Please be with my brother tomorrow as he goes into surgery for his mouth. I lift him up to you. Watch over him please and let the surgery go smoothly and the pain be minimal. Be with my Mother Lord God and let her get through Jonathan's surgery and recovery. Give her a renewed strength in you God.

Be with my James tonight Father. Watch over him and the boys. I know he is so exhausted. Give him the energy he needs to deal with 2 tired boy Lord. Let them be good for him and go down easily Father.


Amen!

Tuesday, January 12, 2010

Prayer Request

Lord God, I come to you and lift up Eli to you Lord. Father, it seems he is having so many worldly issues. His sister especially is worried and I ask that you just soften his heart to your will and presence. Acknowledge you and let you reign over his heart. Whatever legal issues or unlawful run ins he is having, let him look to those in past tense and become new in you Father. Let him lean on you and realize you are the only way. Ease his sisters heart father and give her your unending peace. Help her trust that you will take care of it.

Thank you Father,

Amen

Who am I?

I am still stunned by how the Lord showers down his blessing. When I am in need He is there. When I am in distress He is my refuge. How undeserving I am. I stand in awe of his magnificence every day. Who am I to receive this love? I am no one. I am a face among the masses of faces blurred by the world. Yet, God can see my face. He can look down upon me and pick me out of the crowd.He can see me more clearly than I do. And he loves me. Me!

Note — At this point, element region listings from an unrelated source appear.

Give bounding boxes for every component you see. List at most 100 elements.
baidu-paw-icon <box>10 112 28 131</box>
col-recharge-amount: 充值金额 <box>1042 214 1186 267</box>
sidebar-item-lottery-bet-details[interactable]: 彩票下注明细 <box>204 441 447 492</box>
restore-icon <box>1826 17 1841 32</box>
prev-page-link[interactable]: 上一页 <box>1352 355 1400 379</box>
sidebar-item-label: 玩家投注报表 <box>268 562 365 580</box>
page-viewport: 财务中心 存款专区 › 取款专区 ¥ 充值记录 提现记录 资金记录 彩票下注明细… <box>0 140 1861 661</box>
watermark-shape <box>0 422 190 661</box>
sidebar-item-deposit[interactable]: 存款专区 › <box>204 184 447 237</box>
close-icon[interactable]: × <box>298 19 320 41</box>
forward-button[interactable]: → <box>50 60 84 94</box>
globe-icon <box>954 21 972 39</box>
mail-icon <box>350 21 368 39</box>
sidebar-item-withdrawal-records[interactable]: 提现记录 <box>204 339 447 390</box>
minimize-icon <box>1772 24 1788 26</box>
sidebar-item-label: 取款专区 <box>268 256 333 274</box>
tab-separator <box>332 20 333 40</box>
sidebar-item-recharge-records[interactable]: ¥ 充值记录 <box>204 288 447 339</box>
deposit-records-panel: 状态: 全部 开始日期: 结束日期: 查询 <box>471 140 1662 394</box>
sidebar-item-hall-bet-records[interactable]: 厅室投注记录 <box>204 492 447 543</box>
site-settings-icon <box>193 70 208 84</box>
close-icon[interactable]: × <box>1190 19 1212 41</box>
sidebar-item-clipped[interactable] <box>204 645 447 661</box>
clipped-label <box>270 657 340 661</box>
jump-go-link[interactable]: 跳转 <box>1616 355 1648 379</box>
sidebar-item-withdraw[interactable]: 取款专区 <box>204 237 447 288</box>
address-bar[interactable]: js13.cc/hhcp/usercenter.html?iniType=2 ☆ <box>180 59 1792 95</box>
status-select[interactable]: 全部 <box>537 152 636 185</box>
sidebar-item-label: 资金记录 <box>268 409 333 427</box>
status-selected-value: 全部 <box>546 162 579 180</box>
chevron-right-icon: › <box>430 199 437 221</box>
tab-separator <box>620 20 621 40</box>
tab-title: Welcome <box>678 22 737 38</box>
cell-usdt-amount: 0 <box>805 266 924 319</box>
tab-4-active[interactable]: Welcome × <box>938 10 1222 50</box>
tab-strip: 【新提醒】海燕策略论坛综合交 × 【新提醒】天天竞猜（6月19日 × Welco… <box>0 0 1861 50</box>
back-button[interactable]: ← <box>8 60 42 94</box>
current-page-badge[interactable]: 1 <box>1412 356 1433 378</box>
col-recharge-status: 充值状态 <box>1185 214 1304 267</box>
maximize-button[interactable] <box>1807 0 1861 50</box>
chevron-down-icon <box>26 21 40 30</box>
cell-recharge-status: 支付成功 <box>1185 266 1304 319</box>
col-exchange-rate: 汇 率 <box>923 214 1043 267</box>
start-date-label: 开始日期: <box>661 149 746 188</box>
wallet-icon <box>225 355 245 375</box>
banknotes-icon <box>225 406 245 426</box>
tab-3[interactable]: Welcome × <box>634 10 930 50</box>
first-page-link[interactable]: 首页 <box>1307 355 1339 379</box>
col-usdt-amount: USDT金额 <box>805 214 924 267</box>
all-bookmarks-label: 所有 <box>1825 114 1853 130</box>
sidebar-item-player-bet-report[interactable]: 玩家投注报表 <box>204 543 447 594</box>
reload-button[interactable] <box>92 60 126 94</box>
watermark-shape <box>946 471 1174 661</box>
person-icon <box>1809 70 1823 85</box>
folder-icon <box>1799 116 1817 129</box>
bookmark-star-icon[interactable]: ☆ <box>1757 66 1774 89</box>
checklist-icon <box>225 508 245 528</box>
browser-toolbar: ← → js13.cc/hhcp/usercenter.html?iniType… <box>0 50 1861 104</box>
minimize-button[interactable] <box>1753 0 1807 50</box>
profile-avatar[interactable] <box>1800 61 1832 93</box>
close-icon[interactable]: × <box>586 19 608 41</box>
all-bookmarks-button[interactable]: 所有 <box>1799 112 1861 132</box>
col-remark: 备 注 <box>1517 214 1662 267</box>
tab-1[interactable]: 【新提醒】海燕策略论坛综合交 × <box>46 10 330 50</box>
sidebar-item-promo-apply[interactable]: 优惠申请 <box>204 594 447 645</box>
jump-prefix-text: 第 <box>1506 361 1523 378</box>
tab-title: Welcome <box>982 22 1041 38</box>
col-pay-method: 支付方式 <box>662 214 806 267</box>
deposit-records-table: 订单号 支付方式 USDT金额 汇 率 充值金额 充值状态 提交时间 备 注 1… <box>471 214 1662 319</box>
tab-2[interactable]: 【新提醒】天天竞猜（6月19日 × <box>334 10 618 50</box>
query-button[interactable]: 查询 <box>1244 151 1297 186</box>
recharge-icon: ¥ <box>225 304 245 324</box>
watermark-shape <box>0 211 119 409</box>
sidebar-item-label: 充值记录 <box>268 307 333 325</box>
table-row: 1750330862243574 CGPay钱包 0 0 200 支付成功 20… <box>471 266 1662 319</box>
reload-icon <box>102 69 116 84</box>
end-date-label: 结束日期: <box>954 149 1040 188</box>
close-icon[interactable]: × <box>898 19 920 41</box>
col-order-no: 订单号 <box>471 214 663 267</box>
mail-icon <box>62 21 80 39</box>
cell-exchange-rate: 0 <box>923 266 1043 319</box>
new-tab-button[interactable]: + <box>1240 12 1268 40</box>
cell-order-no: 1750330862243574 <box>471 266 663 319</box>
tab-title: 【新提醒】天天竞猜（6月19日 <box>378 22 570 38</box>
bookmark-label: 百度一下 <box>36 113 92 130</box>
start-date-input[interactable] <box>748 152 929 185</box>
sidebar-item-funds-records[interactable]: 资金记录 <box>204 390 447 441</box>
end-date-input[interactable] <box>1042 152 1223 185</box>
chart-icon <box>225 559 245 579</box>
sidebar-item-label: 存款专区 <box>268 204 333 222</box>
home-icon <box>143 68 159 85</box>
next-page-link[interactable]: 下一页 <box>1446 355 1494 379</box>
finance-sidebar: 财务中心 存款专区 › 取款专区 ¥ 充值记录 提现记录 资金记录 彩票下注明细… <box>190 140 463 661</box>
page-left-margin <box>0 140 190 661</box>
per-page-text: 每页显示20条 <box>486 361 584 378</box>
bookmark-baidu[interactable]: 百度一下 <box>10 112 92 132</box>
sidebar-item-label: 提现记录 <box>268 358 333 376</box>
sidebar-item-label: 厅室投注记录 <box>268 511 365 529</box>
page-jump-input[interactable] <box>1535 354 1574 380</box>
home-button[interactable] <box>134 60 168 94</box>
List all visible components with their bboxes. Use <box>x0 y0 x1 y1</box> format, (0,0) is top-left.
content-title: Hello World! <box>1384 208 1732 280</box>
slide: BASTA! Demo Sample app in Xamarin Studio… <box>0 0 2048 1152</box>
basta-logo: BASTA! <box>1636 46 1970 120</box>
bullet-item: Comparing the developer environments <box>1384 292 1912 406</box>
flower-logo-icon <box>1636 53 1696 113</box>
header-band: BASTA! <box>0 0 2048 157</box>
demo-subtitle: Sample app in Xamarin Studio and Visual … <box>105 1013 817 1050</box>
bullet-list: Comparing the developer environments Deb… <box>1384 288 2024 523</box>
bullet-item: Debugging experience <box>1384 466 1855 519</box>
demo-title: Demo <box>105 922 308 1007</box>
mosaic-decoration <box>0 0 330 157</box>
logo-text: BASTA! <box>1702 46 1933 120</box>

What a revelation to know the God loves me. I look back at who I was, wandering about lost. And like a light piercing my heart He called out to me to come to Him. Who am I to hear the voice of God? Who am I to sit the presence of the Holy Spirit and let it wash over me? I am a child of God. Do you know how amazing that is to me... Thank you Lord, for reaching out into my darkness and finding my hand. For guiding me to the places you want me. For filling me with your Spirit and washing away my despair, my shame, my sorrow. Thank you for the new person you have created. Thank you for the burning fire in my heart for you. Thank you for piercing that darkness even when I didn't acknowledge you. You were there. Always. Never forsaking me.

I am rocked by the majesty of God. The only words I truly have are, Thank you Father!